The announcing angel proclaims this first word of gospel and there is an immediate reaction: not on earth, but in heaven. Celestial beings—a “multitude of the heavenly host”—burst into praise: “Glory to God in the highest heaven.” Doxology, spontaneous joy for the glory of God, fills the heavens and pours upon the earth: “and on earth, peace among those whom he favours.” Tonight we are caught up in the angels’ song. We can catch their ecstatic joy even more, because it is not for angels but for us that this saviour is born. The hardships of this world do not, of course, go away. Mary and Joseph are still dislocated, still pushed around, by forces outside their control, just as their son will experience much later in the story. But that is why he has come: to release us from the self-defeating diminishments human beings are ever devising, to free us from the crushing weight and distortion of sin; and finally to liberate us from death itself. So it is right to praise God tonight, letting the joy of the angels and the peace of heaven surround and envelop us.

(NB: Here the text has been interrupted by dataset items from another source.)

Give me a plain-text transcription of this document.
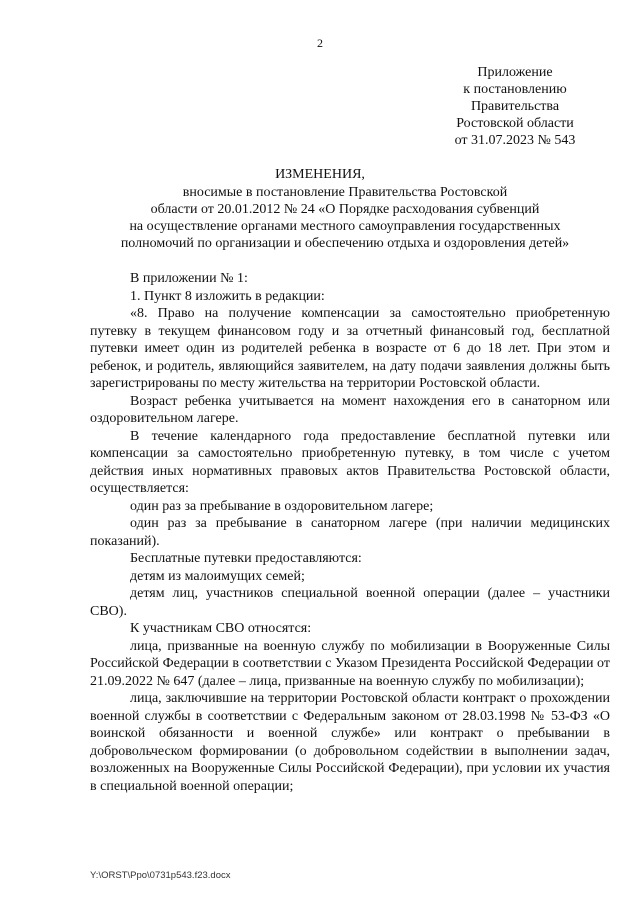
2
Приложение
к постановлению
Правительства
Ростовской области
от 31.07.2023 № 543
ИЗМЕНЕНИЯ,
вносимые в постановление Правительства Ростовской
области от 20.01.2012 № 24 «О Порядке расходования субвенций
на осуществление органами местного самоуправления государственных
полномочий по организации и обеспечению отдыха и оздоровления детей»

В приложении № 1:

1. Пункт 8 изложить в редакции:

«8. Право на получение компенсации за самостоятельно приобретенную путевку в текущем финансовом году и за отчетный финансовый год, бесплатной путевки имеет один из родителей ребенка в возрасте от 6 до 18 лет. При этом и ребенок, и родитель, являющийся заявителем, на дату подачи заявления должны быть зарегистрированы по месту жительства на территории Ростовской области.

Возраст ребенка учитывается на момент нахождения его в санаторном или оздоровительном лагере.

В течение календарного года предоставление бесплатной путевки или компенсации за самостоятельно приобретенную путевку, в том числе с учетом действия иных нормативных правовых актов Правительства Ростовской области, осуществляется:

один раз за пребывание в оздоровительном лагере;

один раз за пребывание в санаторном лагере (при наличии медицинских показаний).

Бесплатные путевки предоставляются:

детям из малоимущих семей;

детям лиц, участников специальной военной операции (далее – участники СВО).

К участникам СВО относятся:

лица, призванные на военную службу по мобилизации в Вооруженные Силы Российской Федерации в соответствии с Указом Президента Российской Федерации от 21.09.2022 № 647 (далее – лица, призванные на военную службу по мобилизации);

лица, заключившие на территории Ростовской области контракт о прохождении военной службы в соответствии с Федеральным законом от 28.03.1998 № 53-ФЗ «О воинской обязанности и военной службе» или контракт о пребывании в добровольческом формировании (о добровольном содействии в выполнении задач, возложенных на Вооруженные Силы Российской Федерации), при условии их участия в специальной военной операции;

Y:\ORST\Ppo\0731p543.f23.docx
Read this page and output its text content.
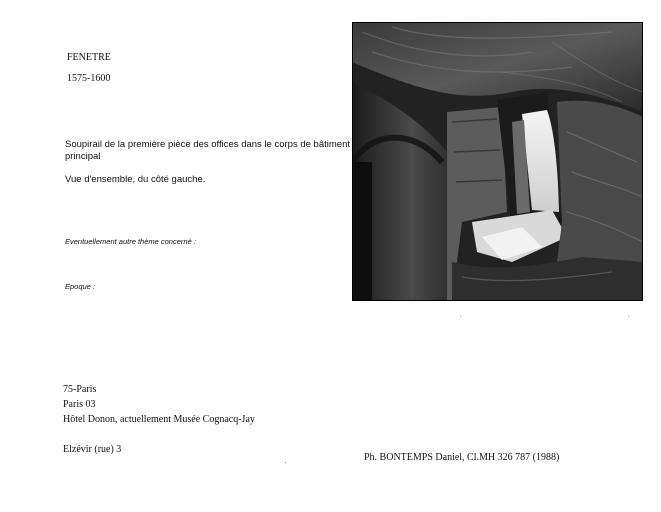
FENETRE
1575-1600
Soupirail de la première pièce des offices dans le corps de bâtiment
principal
Vue d'ensemble, du côté gauche.
Eventuellement autre thème concerné :
Epoque :
75-Paris
Paris 03
Hôtel Donon, actuellement Musée Cognacq-Jay
Elzévir (rue) 3
Ph. BONTEMPS Daniel, Cl.MH 326 787 (1988)
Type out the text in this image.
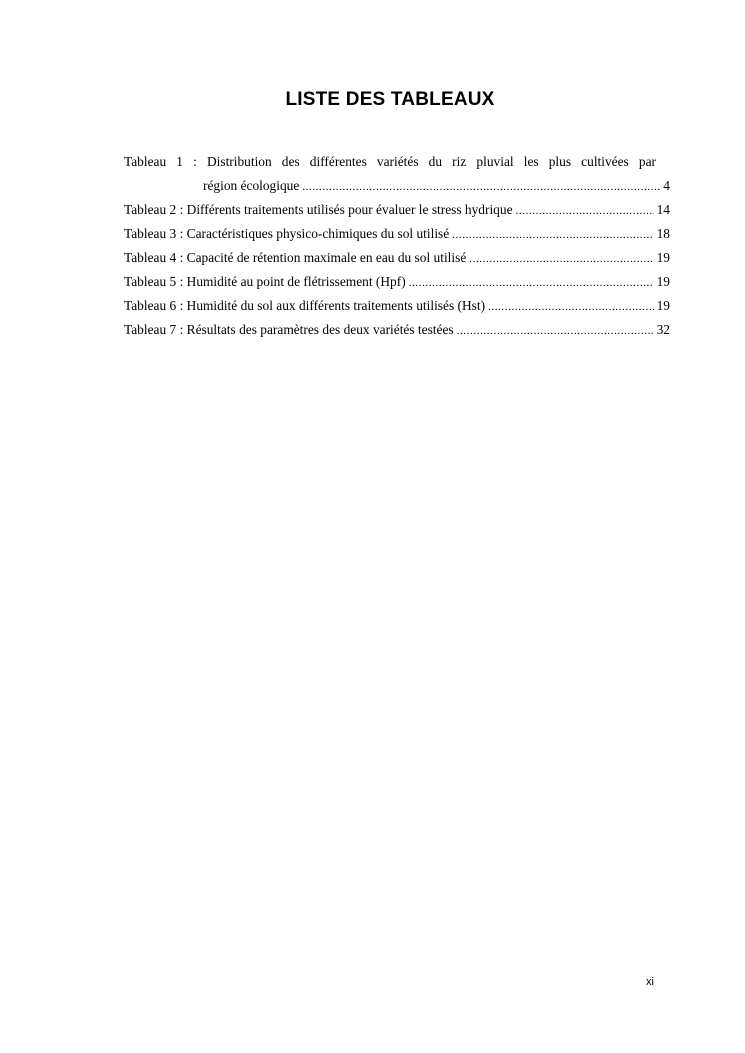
LISTE DES TABLEAUX
Tableau 1 : Distribution des différentes variétés du riz pluvial les plus cultivées par
région écologique .....	4
Tableau 2 : Différents traitements utilisés pour évaluer le stress hydrique .....	14
Tableau 3 : Caractéristiques physico-chimiques du sol utilisé .....	18
Tableau 4 : Capacité de rétention maximale en eau du sol utilisé .....	19
Tableau 5 : Humidité au point de flétrissement (Hpf) .....	19
Tableau 6 : Humidité du sol aux différents traitements utilisés (Hst) .....	19
Tableau 7 : Résultats des paramètres des deux variétés testées .....	32
xi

Today he is born for us: today. One thing I have learned from my granddaughter is that for very young children, as for animals, it is always today. If we tell her, “Tomorrow we will do such-and-such,” she will ask us, maybe later that day, maybe a few days later, “Is it tomorrow now?” Time simply stops in the apprehension of the present moment. This experience of humans at an early stage of development is perhaps a glimpse of the wondrous eternity of God that becomes present to us in liturgy, in prayer, in fleeting moments of grace, catching us by surprise. It is the “today” when the scriptures, pondered in our hearts, leap into the present.

The Word of God seeks a place to be born. “The Word of God, who is God,” wrote St. Maximus the Confessor in the seventh century, “wills always and in all things to work the mystery of his embodiment.” The Word of God, who is God, thus seeks to be born in us. We take him in, in his scriptural word and in this sacrament, we let him be born—through labour, though self-giving love, through the same vulnerability as this Child we adore. “Be born in us today,” wrote Phillips Brooks in his famous hymn, “O Little Town of Bethlehem.” This day he is born for us. Tonight and every today may he be born in us, making us true children of God.